A few workable and impactful jobs initiatives

With the domestic economy doing well with one of the longest growth periods, we have a lot to herald in the US. However, we still have some room to improve on job growth as many are working, but not everyone are in jobs that can provide sustainable living. Many are working multiple part-time jobs as there has been a trend for some time to cut hours in retail, restaurant and service jobs. There is a lot of lip service provided for job creation legislation, but one party believes jobs are created through trickle down economics, so tangible efforts to promote jobs either need to be masked or do not get passed. Yet, there are few things that could be done which will solve other problems and create job growth.

First, I have written many times before about our increasingly obsolete and in need of repair infrastructure. Bridges, roads, ports, airports, internet connectivity, distribution facilities, etc. are all in need of update, improvement or replacement. There is a huge bi-partisan message that this needs to be done and yet it still cannot get funded beyond Band-Aid fundings. These needs are long overdue, so say the US Chamber of Commerce and Department of Transportation, and with interest rates so low, now is the time to borrow. I repeat a theme from earlier, borrowing to build or maintain an asset is different than borrowing to pay for operations. From these investments, jobs will come. Jobs that will impact highly educated folks and blue collar folks. We need to fund the Department of Transportation Trust Fund once again by months end. Congress needs to make a move and do something productive.

Second, I have harped on this issue a great deal, but numerous studies by foundations and universities have reinforced this. Those states who have not expanded Medicaid are missing the boat economically. The impact on the states’ economies who have done this is measurable. The impact on the rural hospitals in those states who expanded Medicaid is measurable. This is includes more healthcare jobs remaining and keeping major employers in an area alive and well. Plus, those who need healthcare and cannot afford it, are being left out in the cold. With healthcare paid for, they will be able to spend more on gas and groceries. The data shows this to be true, but leaders in some states have such a negative perception of the Affordable Care Act, they refuse to consider this option which is economically additive to their states.

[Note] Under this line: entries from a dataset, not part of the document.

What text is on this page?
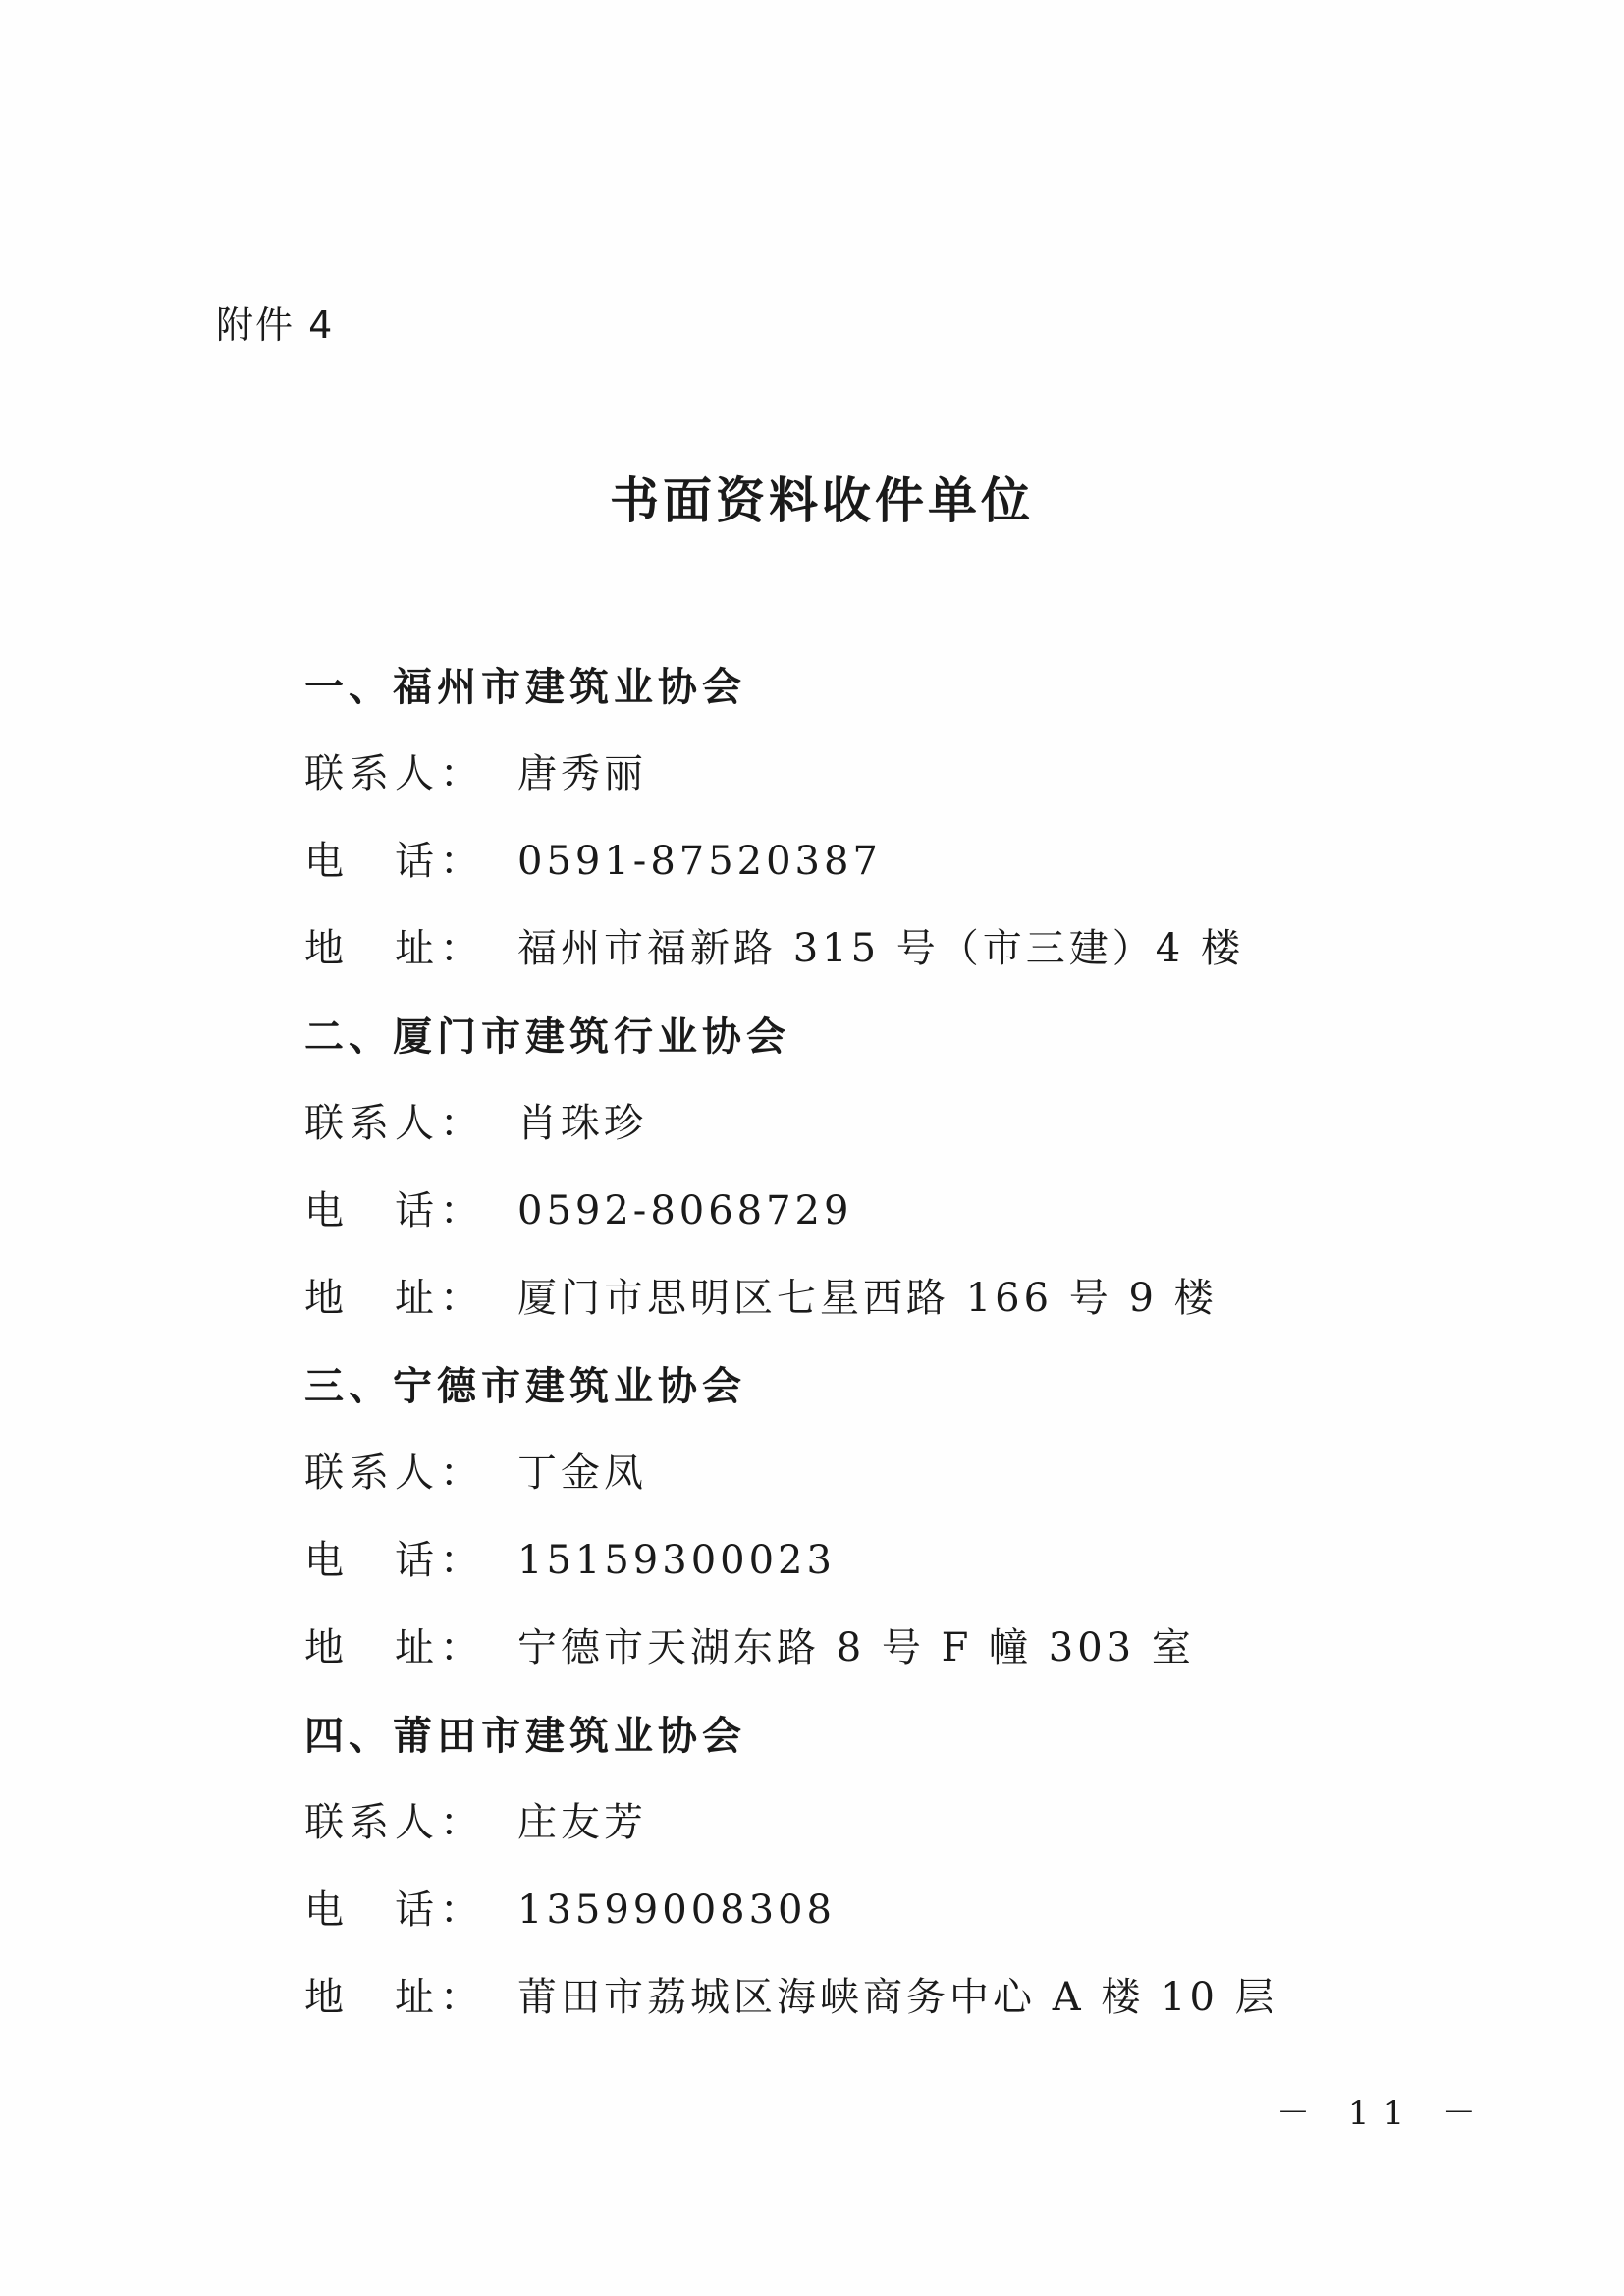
附件 4
书面资料收件单位
一、福州市建筑业协会
联系人： 唐秀丽
电　话： 0591-87520387
地　址： 福州市福新路 315 号（市三建）4 楼
二、厦门市建筑行业协会
联系人： 肖珠珍
电　话： 0592-8068729
地　址： 厦门市思明区七星西路 166 号 9 楼
三、宁德市建筑业协会
联系人： 丁金凤
电　话： 15159300023
地　址： 宁德市天湖东路 8 号 F 幢 303 室
四、莆田市建筑业协会
联系人： 庄友芳
电　话： 13599008308
地　址： 莆田市荔城区海峡商务中心 A 楼 10 层
－ 11 －
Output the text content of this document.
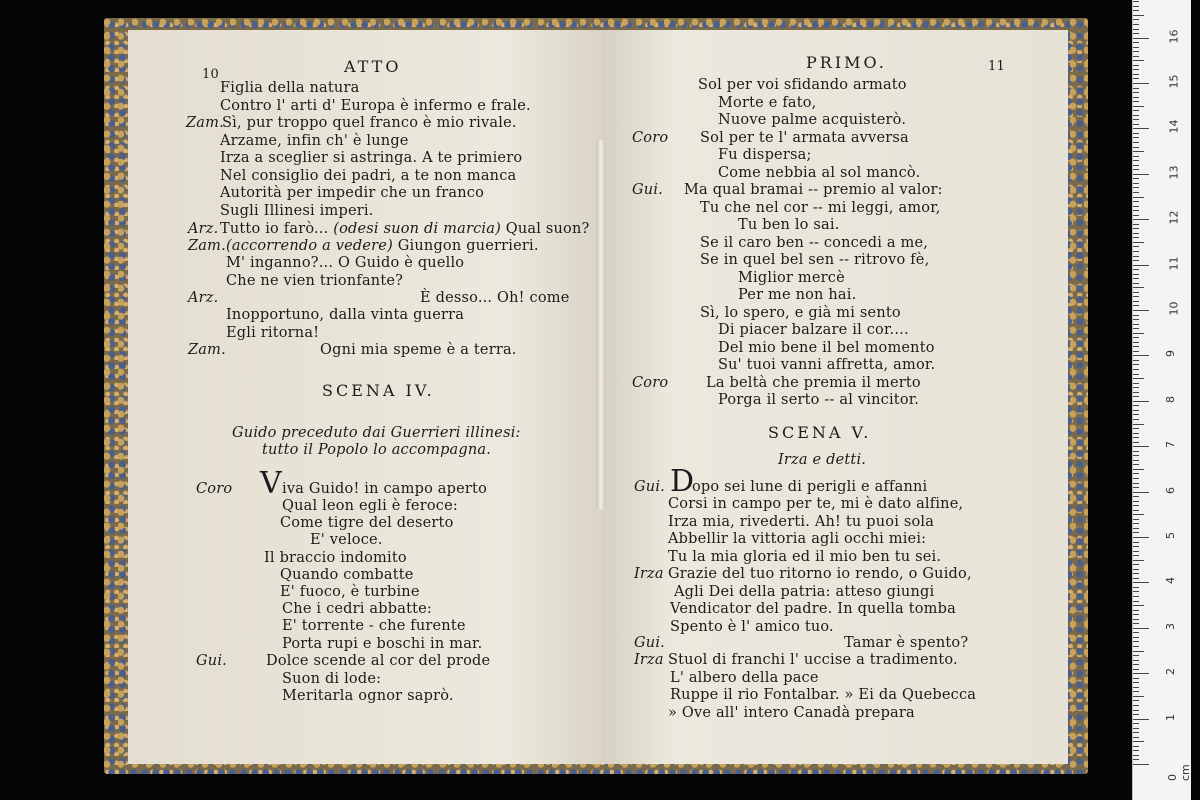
10	ATTO
Figlia della natura
Contro l' arti d' Europa è infermo e frale.
Zam.
Sì, pur troppo quel franco è mio rivale.
Arzame, infin ch' è lunge
Irza a sceglier si astringa. A te primiero
Nel consiglio dei padri, a te non manca
Autorità per impedir che un franco
Sugli Illinesi imperi.
Arz. Tutto io farò... (odesi suon di marcia) Qual suon?
Zam. (accorrendo a vedere) Giungon guerrieri.
M' inganno?... O Guido è quello
Che ne vien trionfante?
Arz.	È desso... Oh! come
Inopportuno, dalla vinta guerra
Egli ritorna!
Zam.	Ogni mia speme è a terra.
SCENA IV.
Guido preceduto dai Guerrieri illinesi:
tutto il Popolo lo accompagna.
Coro V iva Guido! in campo aperto
Qual leon egli è feroce:
Come tigre del deserto
E' veloce.
Il braccio indomito
Quando combatte
E' fuoco, è turbine
Che i cedri abbatte:
E' torrente - che furente
Porta rupi e boschi in mar.
Gui.	Dolce scende al cor del prode
Suon di lode:
Meritarla ognor saprò.
PRIMO.	11
Sol per voi sfidando armato
Morte e fato,
Nuove palme acquisterò.
Coro Sol per te l' armata avversa
Fu dispersa;
Come nebbia al sol mancò.
Gui. Ma qual bramai -- premio al valor:
Tu che nel cor -- mi leggi, amor,
Tu ben lo sai.
Se il caro ben -- concedi a me,
Se in quel bel sen -- ritrovo fè,
Miglior mercè
Per me non hai.
Sì, lo spero, e già mi sento
Di piacer balzare il cor....
Del mio bene il bel momento
Su' tuoi vanni affretta, amor.
Coro	La beltà che premia il merto
Porga il serto -- al vincitor.
SCENA V.
Irza e detti.
Gui. D
opo sei lune di perigli e affanni
Corsi in campo per te, mi è dato alfine,
Irza mia, rivederti. Ah! tu puoi sola
Abbellir la vittoria agli occhi miei:
Tu la mia gloria ed il mio ben tu sei.
Irza Grazie del tuo ritorno io rendo, o Guido,
Agli Dei della patria: atteso giungi
Vendicator del padre. In quella tomba
Spento è l' amico tuo.
Gui.	Tamar è spento?
Irza Stuol di franchi l' uccise a tradimento.
L' albero della pace
Ruppe il rio Fontalbar. » Ei da Quebecca
» Ove all' intero Canadà prepara
0 cm
1
2
3
4
5
6
7
8
9
10
11
12
13
14
15
16
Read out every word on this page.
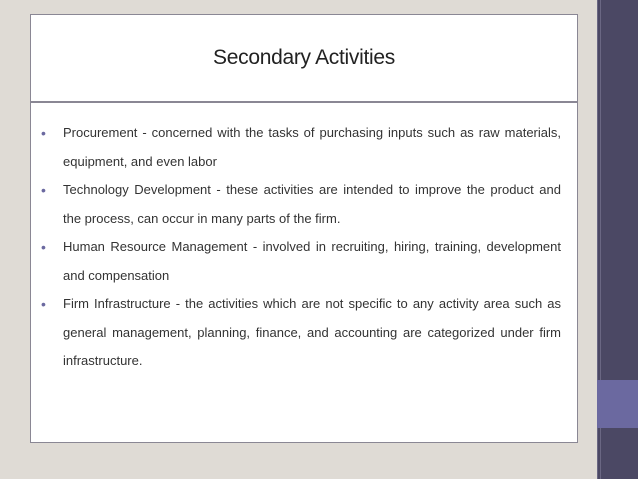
Secondary Activities
• Procurement - concerned with the tasks of purchasing inputs such as raw materials, equipment, and even labor
• Technology Development - these activities are intended to improve the product and the process, can occur in many parts of the firm.
• Human Resource Management - involved in recruiting, hiring, training, development and compensation
• Firm Infrastructure - the activities which are not specific to any activity area such as general management, planning, finance, and accounting are categorized under firm infrastructure.
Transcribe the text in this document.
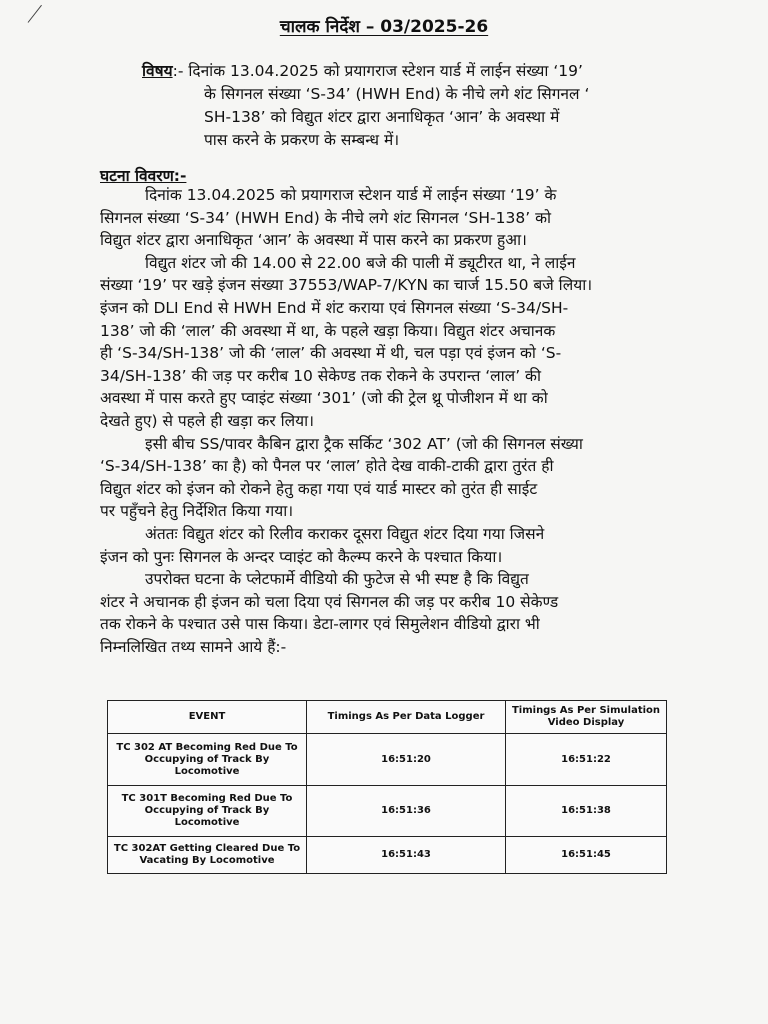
चालक निर्देश – 03/2025-26
विषय:- दिनांक 13.04.2025 को प्रयागराज स्टेशन यार्ड में लाईन संख्या ‘19’
के सिगनल संख्या ‘S-34’ (HWH End) के नीचे लगे शंट सिगनल ‘
SH-138’ को विद्युत शंटर द्वारा अनाधिकृत ‘आन’ के अवस्था में
पास करने के प्रकरण के सम्बन्ध में।
घटना विवरण:-
दिनांक 13.04.2025 को प्रयागराज स्टेशन यार्ड में लाईन संख्या ‘19’ के
सिगनल संख्या ‘S-34’ (HWH End) के नीचे लगे शंट सिगनल ‘SH-138’ को
विद्युत शंटर द्वारा अनाधिकृत ‘आन’ के अवस्था में पास करने का प्रकरण हुआ।
विद्युत शंटर जो की 14.00 से 22.00 बजे की पाली में ड्यूटीरत था, ने लाईन
संख्या ‘19’ पर खड़े इंजन संख्या 37553/WAP-7/KYN का चार्ज 15.50 बजे लिया।
इंजन को DLI End से HWH End में शंट कराया एवं सिगनल संख्या ‘S-34/SH-
138’ जो की ‘लाल’ की अवस्था में था, के पहले खड़ा किया। विद्युत शंटर अचानक
ही ‘S-34/SH-138’ जो की ‘लाल’ की अवस्था में थी, चल पड़ा एवं इंजन को ‘S-
34/SH-138’ की जड़ पर करीब 10 सेकेण्ड तक रोकने के उपरान्त ‘लाल’ की
अवस्था में पास करते हुए प्वाइंट संख्या ‘301’ (जो की ट्रेल थ्रू पोजीशन में था को
देखते हुए) से पहले ही खड़ा कर लिया।
इसी बीच SS/पावर कैबिन द्वारा ट्रैक सर्किट ‘302 AT’ (जो की सिगनल संख्या
‘S-34/SH-138’ का है) को पैनल पर ‘लाल’ होते देख वाकी-टाकी द्वारा तुरंत ही
विद्युत शंटर को इंजन को रोकने हेतु कहा गया एवं यार्ड मास्टर को तुरंत ही साईट
पर पहुँचने हेतु निर्देशित किया गया।
अंततः विद्युत शंटर को रिलीव कराकर दूसरा विद्युत शंटर दिया गया जिसने
इंजन को पुनः सिगनल के अन्दर प्वाइंट को कैल्म्प करने के पश्चात किया।
उपरोक्त घटना के प्लेटफार्मे वीडियो की फुटेज से भी स्पष्ट है कि विद्युत
शंटर ने अचानक ही इंजन को चला दिया एवं सिगनल की जड़ पर करीब 10 सेकेण्ड
तक रोकने के पश्चात उसे पास किया। डेटा-लागर एवं सिमुलेशन वीडियो द्वारा भी
निम्नलिखित तथ्य सामने आये हैं:-
EVENT	Timings As Per Data Logger	Timings As Per Simulation Video Display
TC 302 AT Becoming Red Due To Occupying of Track By Locomotive	16:51:20	16:51:22
TC 301T Becoming Red Due To Occupying of Track By Locomotive	16:51:36	16:51:38
TC 302AT Getting Cleared Due To Vacating By Locomotive	16:51:43	16:51:45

Third, in keeping with the infrastructure comments, some states have done a better jobs than others with reinvesting in their communities. Many states have Historic Redevelopment Tax Credits, which have an eye toward taking abandoned factory or housing assets and repurposing them to be community assets. The numbers from redevelopment are staggering over time. To take a liability and turn it into an asset that will draw business, retail, tourists, and jobs, can be an amazing thing to behold. These are examples of blending public and private funding to do targeted things. In North Carolina, our General Assembly wants to let the tax credit expire. That would be a disservice to our state, as we can point to so many developments that make a place more inviting. Of course, not all development is well-conceived, but there are so many things that can be invested in that will pay dividends, if parties do their homework.

Fourth, the renewable energy future is showing up more and more, but there is so much more that could be done. This is also where jobs are, especially as dirty fuel sources wane or are phased out over time. Solar jobs tally 174,000 at year-end and have been growing at a double digit rate for several years. If we invest in wind energy more, we could have over 500,000 jobs by 2030.  Yet, the federal tax credit to incent renewable investments will be cut back in a couple of years and the North Carolina credit will expire at year-end. These are wise investments, through tax breaks, that will spur even more growth. So, we should not take the wind out of our sails.

Each of the above changes would add significant numbers of jobs. They are not outlandish, as America’s greatness has been fueled by public/ private investment. The rest of the world is copying us, so we should not throw our baby out with the bathwater. Let’s invest in America. Let’s invest in us.